Ari Rockefeller presents New York Anime Fest 2010 — I Want to Be a Part of It

Traveling up to New York City to meet friends living in the area isn’t always an easy for me. The trek to the city from South Jersey can take two hours if I’m lucky enough that the roads up in north Jersey have been completely abandoned. The further north you go and the closer you get to the city, the more the roads resemble a parking lot…a parking lot where everyone is idling in their cars, but a parking lot nevertheless. To say nothing about the paradoxical sentiment that no one drives in New York City because there’s too much traffic.

So what do I do to get to NYC? I spring for a bus ticket (about $35 round trip off of Greyhound) and ride a bus up to the big apple, sparing myself the cost of gas, tolls and miles on my car.

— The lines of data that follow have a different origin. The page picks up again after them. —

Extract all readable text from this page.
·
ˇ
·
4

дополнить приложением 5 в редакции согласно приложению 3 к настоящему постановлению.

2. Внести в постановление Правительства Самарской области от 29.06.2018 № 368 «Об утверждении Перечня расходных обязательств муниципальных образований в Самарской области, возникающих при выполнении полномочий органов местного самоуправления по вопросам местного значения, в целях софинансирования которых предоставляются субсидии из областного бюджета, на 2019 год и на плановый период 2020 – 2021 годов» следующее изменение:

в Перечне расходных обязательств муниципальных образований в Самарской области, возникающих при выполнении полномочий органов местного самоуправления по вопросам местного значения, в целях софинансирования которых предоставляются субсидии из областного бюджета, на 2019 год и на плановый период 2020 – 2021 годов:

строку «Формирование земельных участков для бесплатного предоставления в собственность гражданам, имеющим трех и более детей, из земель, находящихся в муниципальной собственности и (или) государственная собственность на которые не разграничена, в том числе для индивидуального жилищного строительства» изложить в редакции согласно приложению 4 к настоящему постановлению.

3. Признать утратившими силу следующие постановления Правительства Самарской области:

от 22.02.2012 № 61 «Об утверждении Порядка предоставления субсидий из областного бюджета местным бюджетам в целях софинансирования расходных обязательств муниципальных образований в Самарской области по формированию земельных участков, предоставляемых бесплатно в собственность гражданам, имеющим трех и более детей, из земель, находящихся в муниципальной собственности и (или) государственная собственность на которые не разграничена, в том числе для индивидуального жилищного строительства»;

It’s much less of a hassle, moving luggage through the subway system notwithstanding. I arrived at my friend’s apartment in the dead of night and got very little sleep before waking up early, getting into cosplay and trekking through New York City on my way to the Javits Center for the convention; in short, typical start to a con.
One of the first things I noticed when coming into the convention center is that two conventions were advertised: New York Anime Fest and New York Comic Con. Financially it seemed like a sound idea—put them in the same building at the same time to cut costs. It wouldn’t be until later, as the weekend progressed, that it turned into a logistical nightmare.
The first few hours were actually pretty peaceful. One of the first things I found was the game demo area, where I got my hands on several upcoming titles. First was Marvel Super Hero Squad. The gameplay and design was similar to the various Lego-themed games (Batman, Indiana Jones, Harry Potter, etc.) but with cartoony, almost super-deformed versions of Marvel characters, and instead of Lego bricks, you’re running around picking up gemstones. The plot has a few allusions to the Infinity Gauntlet storyline, which doesn’t mesh entirely too well with the TV-PG aspects of the Superhero Squad series, especially when you have Iron Man and Hulk trading childish insults with Dr. Doom and Super Skrull.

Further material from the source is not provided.